Oh my. Tell me you're kidding! I've never considered what lacquer thinner is made from, but if any petroleum product gets into the brake fluid, the repair will be more expensive than the car is worth. Rather than retype a really long answer, here is a copy of a short version I've posted before. If I need to, I'll find the long and boring version with a lot more information. Remember, this was written to someone else, so just take from it what you can:
If the fluid is contaminated with petroleum product the car is probably not worth repair. The first clue is the rubber bladder seal under the reservoir cap will be blown up and mushy. All the rubber parts in the hydraulic system will be grown the same way. The lip seals inside the master cylinder will grow past the fluid return ports and block them. That keeps the trapped fluid under pressure and unable to return to the reservoir, and that keeps the brakes partially applied. The excessive heat buildup from driving the car like that makes the brake fluid get real hot and expand. Since the fluid is trapped, when it expands, it applies the brakes harder. Eventually the car will barely move and one or two wheels will get real hot, both symptoms you're describing now.

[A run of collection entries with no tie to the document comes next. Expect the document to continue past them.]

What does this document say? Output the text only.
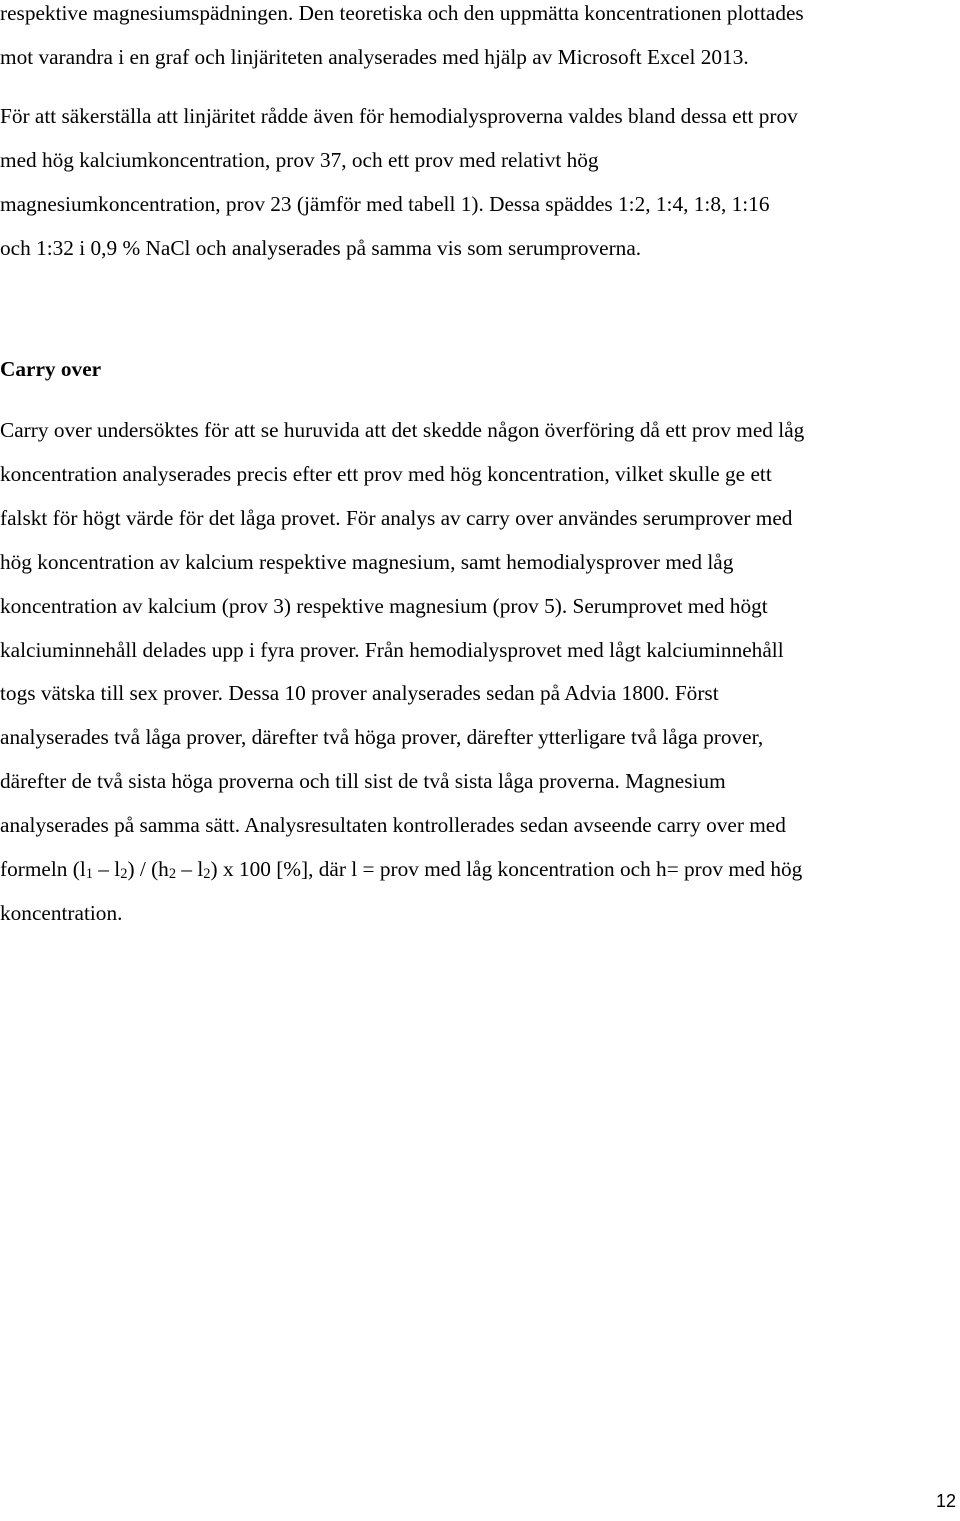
respektive magnesiumspädningen. Den teoretiska och den uppmätta koncentrationen plottades
mot varandra i en graf och linjäriteten analyserades med hjälp av Microsoft Excel 2013.
För att säkerställa att linjäritet rådde även för hemodialysproverna valdes bland dessa ett prov
med hög kalciumkoncentration, prov 37, och ett prov med relativt hög
magnesiumkoncentration, prov 23 (jämför med tabell 1). Dessa späddes 1:2, 1:4, 1:8, 1:16
och 1:32 i 0,9 % NaCl och analyserades på samma vis som serumproverna.
Carry over
Carry over undersöktes för att se huruvida att det skedde någon överföring då ett prov med låg
koncentration analyserades precis efter ett prov med hög koncentration, vilket skulle ge ett
falskt för högt värde för det låga provet. För analys av carry over användes serumprover med
hög koncentration av kalcium respektive magnesium, samt hemodialysprover med låg
koncentration av kalcium (prov 3) respektive magnesium (prov 5). Serumprovet med högt
kalciuminnehåll delades upp i fyra prover. Från hemodialysprovet med lågt kalciuminnehåll
togs vätska till sex prover. Dessa 10 prover analyserades sedan på Advia 1800. Först
analyserades två låga prover, därefter två höga prover, därefter ytterligare två låga prover,
därefter de två sista höga proverna och till sist de två sista låga proverna. Magnesium
analyserades på samma sätt. Analysresultaten kontrollerades sedan avseende carry over med
formeln $(l_1 - l_2) / (h_2 - l_2)$ x 100 [%], där l = prov med låg koncentration och h= prov med hög
koncentration.
12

The only proper fix is to remove everything with rubber parts, flush and dry the steel lines, then install new parts. That includes replacing the new calipers and wheel cylinders, all rubber flex hoses, the combination valve, and the master cylinder. If any part, such as the new calipers, are left on the car, the contamination will leach out of the seals and recontaminate the new fluid.

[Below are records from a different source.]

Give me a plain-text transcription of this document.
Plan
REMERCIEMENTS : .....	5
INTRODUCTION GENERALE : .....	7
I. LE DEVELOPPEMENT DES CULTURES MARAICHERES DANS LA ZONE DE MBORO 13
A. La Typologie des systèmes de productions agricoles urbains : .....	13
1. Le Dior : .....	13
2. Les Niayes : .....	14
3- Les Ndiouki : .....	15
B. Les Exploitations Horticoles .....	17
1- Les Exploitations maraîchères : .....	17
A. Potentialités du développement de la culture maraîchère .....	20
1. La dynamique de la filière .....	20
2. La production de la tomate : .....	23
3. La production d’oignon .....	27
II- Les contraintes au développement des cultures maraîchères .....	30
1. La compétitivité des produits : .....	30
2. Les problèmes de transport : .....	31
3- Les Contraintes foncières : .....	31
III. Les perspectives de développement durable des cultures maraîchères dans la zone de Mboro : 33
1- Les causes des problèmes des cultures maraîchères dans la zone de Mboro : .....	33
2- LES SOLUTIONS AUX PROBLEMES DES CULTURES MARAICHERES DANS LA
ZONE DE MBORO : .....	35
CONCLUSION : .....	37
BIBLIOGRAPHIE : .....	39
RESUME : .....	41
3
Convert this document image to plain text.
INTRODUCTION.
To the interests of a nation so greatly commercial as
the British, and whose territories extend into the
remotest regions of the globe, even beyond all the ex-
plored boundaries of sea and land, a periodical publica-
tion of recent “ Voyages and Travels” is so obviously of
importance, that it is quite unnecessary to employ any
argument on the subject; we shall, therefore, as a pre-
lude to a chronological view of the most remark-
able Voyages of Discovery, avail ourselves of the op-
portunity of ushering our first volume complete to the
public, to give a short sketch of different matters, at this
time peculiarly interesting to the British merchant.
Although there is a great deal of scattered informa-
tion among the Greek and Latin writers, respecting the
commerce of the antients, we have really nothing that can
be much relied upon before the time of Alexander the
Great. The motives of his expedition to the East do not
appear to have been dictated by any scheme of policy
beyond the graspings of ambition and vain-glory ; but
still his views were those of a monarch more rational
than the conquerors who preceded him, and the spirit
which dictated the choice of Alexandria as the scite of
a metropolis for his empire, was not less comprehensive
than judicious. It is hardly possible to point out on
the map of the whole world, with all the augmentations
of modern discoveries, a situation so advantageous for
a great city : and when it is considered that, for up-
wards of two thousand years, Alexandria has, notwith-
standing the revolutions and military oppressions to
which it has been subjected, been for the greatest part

Every week we read about someone who accidentally put power steering fluid, engine oil, or transmission fluid in the master cylinder but there are other ways to contaminate the fluid. One problem that was more common years ago was repacking front wheel bearings, then wiping hands on a rag, then reseating the bladder seal into the cap when refilling the master cylinder. The grease residue on fingertips is enough to contaminate the system.
Another problem showed up many years ago at a mass merchandiser. A new mechanic wiped out a funnel used for engine oil, then used it to fill a brake pressure bleeder ball. The residue in the funnel contaminated five gallons of brake fluid and many cars.
Experienced brake mechanics will even wash their hands with soap and water before touching any seal or other rubber parts they're working on. Also, they will never use penetrating oil to free up rusted fittings in the brake system.
Brake fluid can be contaminated with water too but that won't cause the rubber parts to swell. That will simply lower the boiling point from well over 400 degrees to closer to 212 degrees, and it will promote corrosion of metal parts but that's all. Moisture contamination comes from leaving the master cylinder cap off or the cap off the bottle of new fluid. Brake fluid sucks humidity out of the air, and it will absorb some over time in the car's hydraulic system.
Lets hope you don't find contaminated fluid. It's fairly common to find rust buildup inside crimp fittings and brackets on flex hoses restricting them so fluid can be pumped to a caliper but it takes a long time to release. Often the additional clue is the brake pedal is higher and harder than normal when you press it.